Stigma Woes; or, Be Nice to Sex Workers
I sat alone in my basement apartment at 5:00 a.m., ears ringing, the silence jolting and invasive. I had spent the previous eight hours on the overnight outreach van with my new employers, the aptly titled “HIPS,” or Helping Individual Prostitutes Survive, and I felt at once desperately fatigued and fretfully manic. The night was typical: handing out safer sex and injection drug supplies to sex-workers throughout the city of DC; sharing micro-counseling techniques with four dedicated volunteers; a late night McDonald’s run to stave off sleep and hunger. I also learned a new joke from one of our clients. “When a cop approaches to ask what I be doin’ out here,” she began, “I tell him I’m doing car washes. $300 bucks a pop. And he be like, ‘Why are they so expensive?’” She pauses, and we all lean forward. “’Because,’ I tell him, ‘the blow jobs are free.’”

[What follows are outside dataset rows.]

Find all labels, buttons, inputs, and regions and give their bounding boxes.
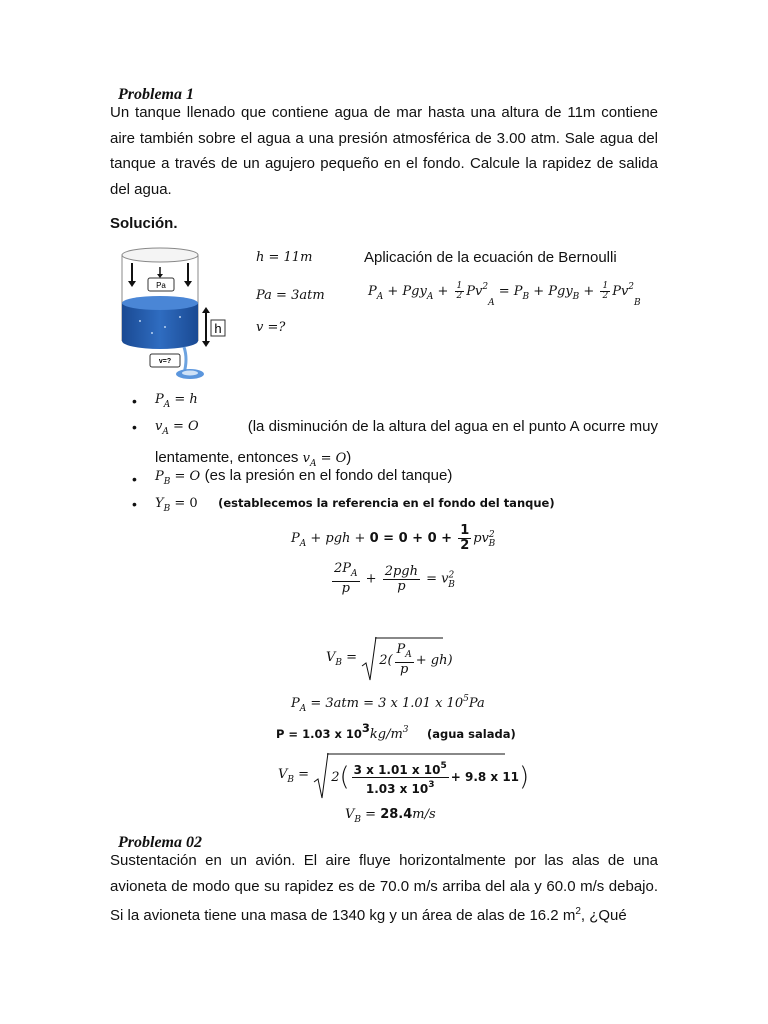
bullet-dot-1: • <box>132 393 137 409</box>
equation-rho-value: P = 1.03 x $10^3kg/m^3$ (agua salada) <box>276 721 516 742</box>
v-label: v=? <box>158 358 172 365</box>
problem2-line-1: Sustentación en un avión. El aire fluye horizontalmente por las alas de una <box>110 852 658 869</box>
bullet-2: $v_A = O$ (la disminución de la altura del agua en el punto A ocurre muy lentamente, entonces $v_A = O$) <box>155 418 658 469</box>
equation-pa-value: $P_A = 3atm = 3$ x 1.01 x $10^5Pa$ <box>291 694 485 714</box>
tank-figure <box>110 243 242 383</box>
h-label: h <box>214 321 222 336</box>
solution-label: Solución. <box>110 215 178 232</box>
bernoulli-equation: $P_A + Pgy_A$ + $\frac{1}{2}$ $Pv^2_A = P_B + Pgy_B$ + $\frac{1}{2}$ $Pv^2_B$ <box>368 281 641 308</box>
equation-result: $V_B = 28.4m/s$ <box>345 807 436 825</box>
bullet-3: $P_B = O$ (es la presión en el fondo del tanque) <box>155 467 453 487</box>
problem2-line-3: Si la avioneta tiene una masa de 1340 kg y un área de alas de 16.2 $m^2$, ¿Qué <box>110 906 627 924</box>
bullet-dot-2: • <box>132 419 137 435</box>
bullet-dot-3: • <box>132 471 137 487</box>
problem2-statement <box>110 848 658 929</box>
given-v: v =? <box>256 320 286 335</box>
problem2-title: Problema 02 <box>118 834 202 851</box>
bullet-dot-4: • <box>132 496 137 512</box>
radical-bar-2 <box>327 753 505 755</box>
bernoulli-title: Aplicación de la ecuación de Bernoulli <box>364 249 617 266</box>
problem2-line-2: avioneta de modo que su rapidez es de 70.0 m/s arriba del ala y 60.0 m/s debajo. <box>110 877 658 895</box>
bullet-4: $Y_B = 0$ (establecemos la referencia en el fondo del tanque) <box>155 496 555 514</box>
equation-step-2: $\frac{2P_A}{p}$ + $\frac{\text{2pgh}}{p}$ = $v^2_B$ <box>334 561 455 596</box>
given-pa: Pa = 3atm <box>256 288 325 303</box>
equation-vb-substituted: $V_B$ = 2 ( $\frac{3 x 1.01 x 10^5}{1.03 x 10^3}$ + 9.8 x 11 ) <box>278 752 533 800</box>
problem1-title: Problema 1 <box>118 86 194 103</box>
equation-step-1: $P_A$ + pgh + 0 = 0 + 0 + $\frac{1}{2}$ $pv^2_B$ <box>291 523 496 553</box>
pa-label: Pa <box>156 281 166 290</box>
equation-vb-formula: $V_B$ = 2( $\frac{P_A}{p}$ + gh) <box>326 636 457 682</box>
problem1-statement: Un tanque llenado que contiene agua de mar hasta una altura de 11m contiene aire también sobre el agua a una presión atmosférica de 3.00 atm. Sale agua del tanque a través de un agujero pequeño en el fondo. Calcule la rapidez de salida del agua. <box>110 104 658 198</box>
radical-bar-1 <box>375 637 443 639</box>
given-h: h = 11m <box>256 250 313 265</box>
bullet-1: $P_A = h$ <box>155 392 198 410</box>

The emotional dexterity required of an outreach worker is profound. At moments, laughter rings forth as we approach a gaggle of sex-workers on Kelly Street, sharing quips about dates, relationships, children, cops, outfits (“look at that mess of a skirt!”), and slow evenings. At others, we hear stories of violence and trauma, of barriers to services due to stigma, of chipped nails and missed rent payments. We hear stories of ambivalence towards such violence (“it is what it is”), and ways that individuals keep themselves safe (“I carry mace with me everywhere, honey”).
My work at HIPS has been illuminating in ways I could not have previously imagined; the ways our clients move between spaces—of those branded legal and illegal, of dark and light, of safety and danger, of male, female, between, beyond—is both praiseworthy and defeating. Praiseworthy because our clients are strong and capable: defeating because they have to be. We often ask our clients how they keep themselves safe. Some state they avoid known “dangerous areas,” while others display rape whistles. But more often than not, we hear of informal networks on the streets that individuals use to share knowledge, resources, and community. I see queer kinship ties, created families of mothers and aunts and daughters that span generational, linguistic, national, regional, and ideological divides. We see clients referencing and sharing our “bad date sheet” (a sheet with descriptions of violent Johns). We see, quite simply, survival.
At HIPS, we believe our clients are experts in their own lives, that they are equipped with the knowledge to keep themselves safe and healthy in a system that would do everything to see them not survive. And when I see the strength (and difficulties, and ambivalences) from our clients, I cannot help but wonder: what do we, as a country, have at stake in passing judgment upon the complex lives of those engaged in sex-work and/or drug use? How can those most in need of basic care—in need of safer hormone injection supplies, of band aids and alcohol pads and wound care, of food, of shelter, of dignity—be institutionally barred from accessing such services due to stigma?
Stigma haunts those of us engaged in public health equity. It’s the continual shadow of providers and legislators and medical professionals; it intervenes in ways both invisible and blatant, and depressingly, the bodies of our clients are often caught in the cross-fire. We would like to believe that healthcare is, in some way, objective. Sadly such is not the case.
Which brings us back to my basement at 5:00 am, back to where I feel most enlivened and most deflated. While our clients inspire, the unequal healthcare system we all navigate feels insurmountable. It feels as a living being, alive for time immemorial. How can I—how can we—create change in the face of such obstacles?
I am reminded of HIPS’ harm reduction ideology, one that refutes the “all-or-nothing” frameworks that often animate our thinking around complex issues such as stigma, health equity, and activism. Instead of such binary thinking, harm reduction encourages us to meet people where they’re at, to affirm positive life choices—however incremental—and remain non-judgmental throughout. How can we find ways to empower individuals to make healthy decisions despite complex webs of institutional oppression? How can we, as providers, ethically navigate a system that may or may not work in our favor? And ultimately, how can we regain a sense of power in an otherwise disempowered position? These questions both excite and immobilize—they both generate action and leave us (ahem, me) feeling depressed, spoon of ice cream in hand, the salty taste of tears mixing with our sundaes.
But we are, after all, a global community. As Global Health Corps fellows, we have felt inspired to create change, to use our resources and privilege in ways that chip away at this beast of a healthcare system. For change can and does happen. So let us come alive in and through this work. Let us forge meaningful connections. Let us see and be seen. Let us look upon one another with dignity to radically disrupt the current unequal status quo. Let us, in the words of one of HIPS’ clients, “keep doin’ what y’all are doin’. Cause y’all save lives.”